Jean sangat tidak mengerti, bayang-bayang ucapan menyakitkan yang terlontarkan dari mulut Haev samar-samar terngiang. Haevan, untuk pertama kalinya berucap seperti itu dengan nada putus asa yang terselip di antaranya. Haevan sudah menyerah kah? Atau bagaimana? Sungguh tak bisa dipungkiri saat itu hatinya turut sakit. Entahlah, apakah Jean sudah mulai melunak?
Melihat perilaku Papa yang tiba-tiba berlalu pergi tanpa niat membantunya untuk membawa Haevan ke rumah sakit dengan tatapan yang bisa Jean simpulkan bahwa tak ada rasa khawatir, takut, ataupun bersalah.
Ia baru sadar, seburuk itu perilaku Papa pada putra kandungnya? Haevan putra kandung Papa kan? Kenapa bisa setega itu? Sebenarnya, ia tahu, ia dan saudaranya pun berperilaku sama. Hanya saja-- Ah entahlah mengapa semua menjadi seperti ini?
Mengapa ia mengasihani Haevan yang jelas-jelas adalah penghancur hidupnya?

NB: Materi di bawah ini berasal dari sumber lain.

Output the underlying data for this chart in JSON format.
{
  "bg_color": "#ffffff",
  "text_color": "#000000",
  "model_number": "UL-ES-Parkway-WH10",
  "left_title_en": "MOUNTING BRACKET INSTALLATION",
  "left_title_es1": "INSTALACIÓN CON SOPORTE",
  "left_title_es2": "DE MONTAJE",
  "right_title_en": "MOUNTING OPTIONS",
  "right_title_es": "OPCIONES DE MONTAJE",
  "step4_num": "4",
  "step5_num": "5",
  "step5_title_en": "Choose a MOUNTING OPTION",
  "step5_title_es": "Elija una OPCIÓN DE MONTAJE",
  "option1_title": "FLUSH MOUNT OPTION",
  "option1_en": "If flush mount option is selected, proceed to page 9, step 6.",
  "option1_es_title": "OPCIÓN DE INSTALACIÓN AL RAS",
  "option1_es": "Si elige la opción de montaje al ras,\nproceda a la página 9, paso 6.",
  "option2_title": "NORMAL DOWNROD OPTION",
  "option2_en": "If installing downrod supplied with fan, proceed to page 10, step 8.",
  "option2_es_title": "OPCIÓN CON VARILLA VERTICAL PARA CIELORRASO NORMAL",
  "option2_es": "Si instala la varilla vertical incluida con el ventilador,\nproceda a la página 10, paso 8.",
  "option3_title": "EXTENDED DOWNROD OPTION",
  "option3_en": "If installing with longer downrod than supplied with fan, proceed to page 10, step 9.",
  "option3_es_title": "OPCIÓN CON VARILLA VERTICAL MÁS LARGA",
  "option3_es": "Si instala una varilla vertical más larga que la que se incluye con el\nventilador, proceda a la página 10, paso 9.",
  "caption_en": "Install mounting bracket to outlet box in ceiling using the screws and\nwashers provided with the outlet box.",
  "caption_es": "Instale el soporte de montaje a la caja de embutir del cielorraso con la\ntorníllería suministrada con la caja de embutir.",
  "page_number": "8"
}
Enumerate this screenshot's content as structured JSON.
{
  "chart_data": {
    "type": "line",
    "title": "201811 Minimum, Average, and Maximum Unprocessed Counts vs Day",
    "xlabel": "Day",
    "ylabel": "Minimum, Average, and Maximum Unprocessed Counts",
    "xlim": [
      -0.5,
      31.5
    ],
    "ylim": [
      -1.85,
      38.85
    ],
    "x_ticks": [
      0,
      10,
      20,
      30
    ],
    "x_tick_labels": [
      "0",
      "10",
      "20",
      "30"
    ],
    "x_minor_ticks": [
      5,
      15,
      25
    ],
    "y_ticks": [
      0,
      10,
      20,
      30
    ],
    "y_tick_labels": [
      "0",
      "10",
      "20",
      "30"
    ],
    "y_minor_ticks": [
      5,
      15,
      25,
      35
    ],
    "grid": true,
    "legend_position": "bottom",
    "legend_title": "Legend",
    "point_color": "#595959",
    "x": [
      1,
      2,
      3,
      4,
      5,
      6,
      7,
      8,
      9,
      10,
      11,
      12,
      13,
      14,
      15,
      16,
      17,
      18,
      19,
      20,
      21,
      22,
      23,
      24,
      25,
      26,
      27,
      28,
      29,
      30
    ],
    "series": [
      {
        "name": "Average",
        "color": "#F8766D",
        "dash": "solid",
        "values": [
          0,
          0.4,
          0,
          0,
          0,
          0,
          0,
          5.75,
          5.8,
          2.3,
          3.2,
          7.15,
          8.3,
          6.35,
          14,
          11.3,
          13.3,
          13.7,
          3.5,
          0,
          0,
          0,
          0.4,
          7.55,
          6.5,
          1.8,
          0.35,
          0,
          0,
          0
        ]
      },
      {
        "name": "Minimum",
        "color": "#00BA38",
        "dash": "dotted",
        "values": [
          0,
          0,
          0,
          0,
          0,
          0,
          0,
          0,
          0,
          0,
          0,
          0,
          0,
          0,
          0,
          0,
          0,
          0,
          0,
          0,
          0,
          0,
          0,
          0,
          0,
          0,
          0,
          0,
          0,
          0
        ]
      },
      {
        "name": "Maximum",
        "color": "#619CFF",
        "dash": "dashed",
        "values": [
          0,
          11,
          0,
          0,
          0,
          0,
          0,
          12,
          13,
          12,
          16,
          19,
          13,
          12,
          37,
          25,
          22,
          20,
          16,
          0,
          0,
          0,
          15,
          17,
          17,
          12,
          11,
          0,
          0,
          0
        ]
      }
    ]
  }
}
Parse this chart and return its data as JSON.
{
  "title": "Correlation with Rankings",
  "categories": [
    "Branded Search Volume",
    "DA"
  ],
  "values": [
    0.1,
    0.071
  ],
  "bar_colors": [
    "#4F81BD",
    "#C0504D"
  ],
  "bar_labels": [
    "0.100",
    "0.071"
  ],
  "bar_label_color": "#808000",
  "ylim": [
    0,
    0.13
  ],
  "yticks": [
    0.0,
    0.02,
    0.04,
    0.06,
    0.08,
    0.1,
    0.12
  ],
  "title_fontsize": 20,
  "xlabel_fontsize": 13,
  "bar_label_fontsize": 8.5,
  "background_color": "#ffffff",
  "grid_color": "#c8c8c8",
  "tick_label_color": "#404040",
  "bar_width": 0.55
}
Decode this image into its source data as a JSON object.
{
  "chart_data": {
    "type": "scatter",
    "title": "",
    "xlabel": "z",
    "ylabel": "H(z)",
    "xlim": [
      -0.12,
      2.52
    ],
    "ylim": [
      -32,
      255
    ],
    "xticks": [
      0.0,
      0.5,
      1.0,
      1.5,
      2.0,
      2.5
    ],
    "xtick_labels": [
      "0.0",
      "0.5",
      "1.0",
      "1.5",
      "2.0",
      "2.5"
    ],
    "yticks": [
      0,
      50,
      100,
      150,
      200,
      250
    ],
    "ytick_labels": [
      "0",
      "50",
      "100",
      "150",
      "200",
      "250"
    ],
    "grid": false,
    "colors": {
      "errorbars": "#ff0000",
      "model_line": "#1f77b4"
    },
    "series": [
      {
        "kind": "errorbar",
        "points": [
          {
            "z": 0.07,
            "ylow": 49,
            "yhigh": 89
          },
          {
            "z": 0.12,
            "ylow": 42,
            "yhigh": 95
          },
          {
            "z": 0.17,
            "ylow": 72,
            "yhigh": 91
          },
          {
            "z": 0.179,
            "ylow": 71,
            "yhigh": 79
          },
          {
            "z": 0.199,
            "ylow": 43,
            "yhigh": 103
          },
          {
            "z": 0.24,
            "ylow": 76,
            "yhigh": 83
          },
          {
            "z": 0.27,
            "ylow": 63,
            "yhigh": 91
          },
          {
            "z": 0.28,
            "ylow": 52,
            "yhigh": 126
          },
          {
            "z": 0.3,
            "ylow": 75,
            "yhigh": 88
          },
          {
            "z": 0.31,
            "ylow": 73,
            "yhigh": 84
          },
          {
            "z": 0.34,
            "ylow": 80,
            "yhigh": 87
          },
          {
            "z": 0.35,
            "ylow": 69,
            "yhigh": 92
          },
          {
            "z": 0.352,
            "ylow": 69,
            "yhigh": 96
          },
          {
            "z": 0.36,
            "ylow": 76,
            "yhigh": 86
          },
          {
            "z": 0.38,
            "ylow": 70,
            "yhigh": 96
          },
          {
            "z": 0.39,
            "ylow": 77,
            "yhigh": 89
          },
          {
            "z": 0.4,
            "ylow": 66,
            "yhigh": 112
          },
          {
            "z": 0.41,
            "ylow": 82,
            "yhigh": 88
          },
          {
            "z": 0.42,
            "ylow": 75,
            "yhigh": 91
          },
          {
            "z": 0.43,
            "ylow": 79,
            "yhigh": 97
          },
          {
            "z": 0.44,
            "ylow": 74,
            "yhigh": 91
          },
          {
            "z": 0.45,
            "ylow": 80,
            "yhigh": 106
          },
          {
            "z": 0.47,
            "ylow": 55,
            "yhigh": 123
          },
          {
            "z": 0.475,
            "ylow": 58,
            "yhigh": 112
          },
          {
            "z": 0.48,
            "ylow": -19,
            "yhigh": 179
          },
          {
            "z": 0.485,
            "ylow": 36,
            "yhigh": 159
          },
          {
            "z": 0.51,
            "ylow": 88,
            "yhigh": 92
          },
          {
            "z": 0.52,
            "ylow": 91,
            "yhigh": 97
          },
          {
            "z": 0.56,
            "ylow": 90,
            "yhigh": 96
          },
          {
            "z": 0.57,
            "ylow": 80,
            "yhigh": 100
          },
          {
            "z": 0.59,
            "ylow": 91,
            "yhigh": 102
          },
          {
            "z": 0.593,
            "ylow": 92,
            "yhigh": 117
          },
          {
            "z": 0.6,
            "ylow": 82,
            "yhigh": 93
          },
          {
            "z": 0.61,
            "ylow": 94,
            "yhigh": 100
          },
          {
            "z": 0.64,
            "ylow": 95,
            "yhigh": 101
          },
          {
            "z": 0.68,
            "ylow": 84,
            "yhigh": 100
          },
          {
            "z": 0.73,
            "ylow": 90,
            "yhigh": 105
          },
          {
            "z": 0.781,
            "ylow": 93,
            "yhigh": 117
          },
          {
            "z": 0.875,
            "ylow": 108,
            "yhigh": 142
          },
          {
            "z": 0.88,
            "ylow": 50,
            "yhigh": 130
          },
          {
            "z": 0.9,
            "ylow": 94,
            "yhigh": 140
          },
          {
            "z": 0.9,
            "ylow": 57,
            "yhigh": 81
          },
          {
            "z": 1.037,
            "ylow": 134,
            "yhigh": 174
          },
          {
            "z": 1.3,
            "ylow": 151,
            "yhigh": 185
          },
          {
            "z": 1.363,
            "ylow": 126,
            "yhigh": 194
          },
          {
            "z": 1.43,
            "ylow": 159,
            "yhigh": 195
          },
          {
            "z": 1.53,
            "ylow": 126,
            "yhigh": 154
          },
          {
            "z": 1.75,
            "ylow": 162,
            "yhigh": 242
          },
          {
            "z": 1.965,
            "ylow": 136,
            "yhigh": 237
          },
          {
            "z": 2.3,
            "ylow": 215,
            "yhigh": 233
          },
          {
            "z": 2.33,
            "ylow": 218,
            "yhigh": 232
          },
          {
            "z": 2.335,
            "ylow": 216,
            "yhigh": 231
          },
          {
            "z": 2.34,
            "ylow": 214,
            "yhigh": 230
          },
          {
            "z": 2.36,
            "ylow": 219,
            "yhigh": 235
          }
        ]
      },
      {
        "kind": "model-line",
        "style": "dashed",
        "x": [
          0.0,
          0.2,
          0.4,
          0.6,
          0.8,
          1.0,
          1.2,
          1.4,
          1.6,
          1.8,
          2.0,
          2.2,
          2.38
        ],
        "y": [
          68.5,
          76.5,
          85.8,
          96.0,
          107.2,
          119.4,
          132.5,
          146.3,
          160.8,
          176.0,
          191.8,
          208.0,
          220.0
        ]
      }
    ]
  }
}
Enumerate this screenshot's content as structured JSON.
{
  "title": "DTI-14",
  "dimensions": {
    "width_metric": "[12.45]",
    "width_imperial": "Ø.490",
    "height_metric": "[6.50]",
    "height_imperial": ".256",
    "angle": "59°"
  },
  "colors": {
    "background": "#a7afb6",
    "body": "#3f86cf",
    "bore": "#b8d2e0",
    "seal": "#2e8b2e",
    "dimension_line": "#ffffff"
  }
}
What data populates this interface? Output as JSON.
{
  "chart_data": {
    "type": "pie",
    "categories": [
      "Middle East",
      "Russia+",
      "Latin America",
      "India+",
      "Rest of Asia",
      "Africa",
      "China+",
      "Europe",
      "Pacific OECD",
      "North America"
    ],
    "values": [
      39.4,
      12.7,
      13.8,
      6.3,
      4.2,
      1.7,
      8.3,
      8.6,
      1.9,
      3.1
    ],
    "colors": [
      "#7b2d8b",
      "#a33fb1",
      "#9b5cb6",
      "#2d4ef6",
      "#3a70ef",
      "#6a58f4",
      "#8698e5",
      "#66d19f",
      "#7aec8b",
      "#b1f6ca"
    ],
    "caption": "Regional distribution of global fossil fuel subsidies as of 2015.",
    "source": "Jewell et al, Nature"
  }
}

Sampailah mereka pada gedung tinggi yang di sebut rumah sakit. Ia turun dengan langkah cepat, memanggil sang perawat dan membantu mendorong brankar di mana terdapat Haevan yang terbaring lemah di atasnya, dengan darah yang tak berhenti mengalir.
Tubuhnya bergetar melihat itu, baju yang di pakai sang adik berubah warna menjadi merah sepenuhnya, sebanyak itu darahnya?
Kini beralih, mata tajam itu menatap telapak tangan yang ternyata, terdapat bekas darah milik Haevan. Jean mencuci tangan itu sedikit kasar, lalu ia bawa pergi langkah itu keluar dari Rumah Sakit, entah hendak pergi kemana.
•••••••••••••••••••••••••
Ia mengerjap pelan saat merasakan cahaya masuk ke indera penglihatannya. Yang ia rasa, pening serta tubuhnya terasa ngilu. Pun dengan bau khas obat-obatan membuatnya tahu dimana ia berada sekarang.
Rumah Sakit.
Rangkaian persitiwa yang terjadi secara urut beberapa jam lalu semakin membuat kepalanya sakit. Tubuhnya serasa lemas, tenggorokannya sepertinya telah kehabisan suara.
Hening sekali. Dimana semua orang? Apakah betulan tidak ada yang peduli dengannya? Bahkan di saat ia merasakan yang namanya hampir menyerah? Di saat ia hampir mati?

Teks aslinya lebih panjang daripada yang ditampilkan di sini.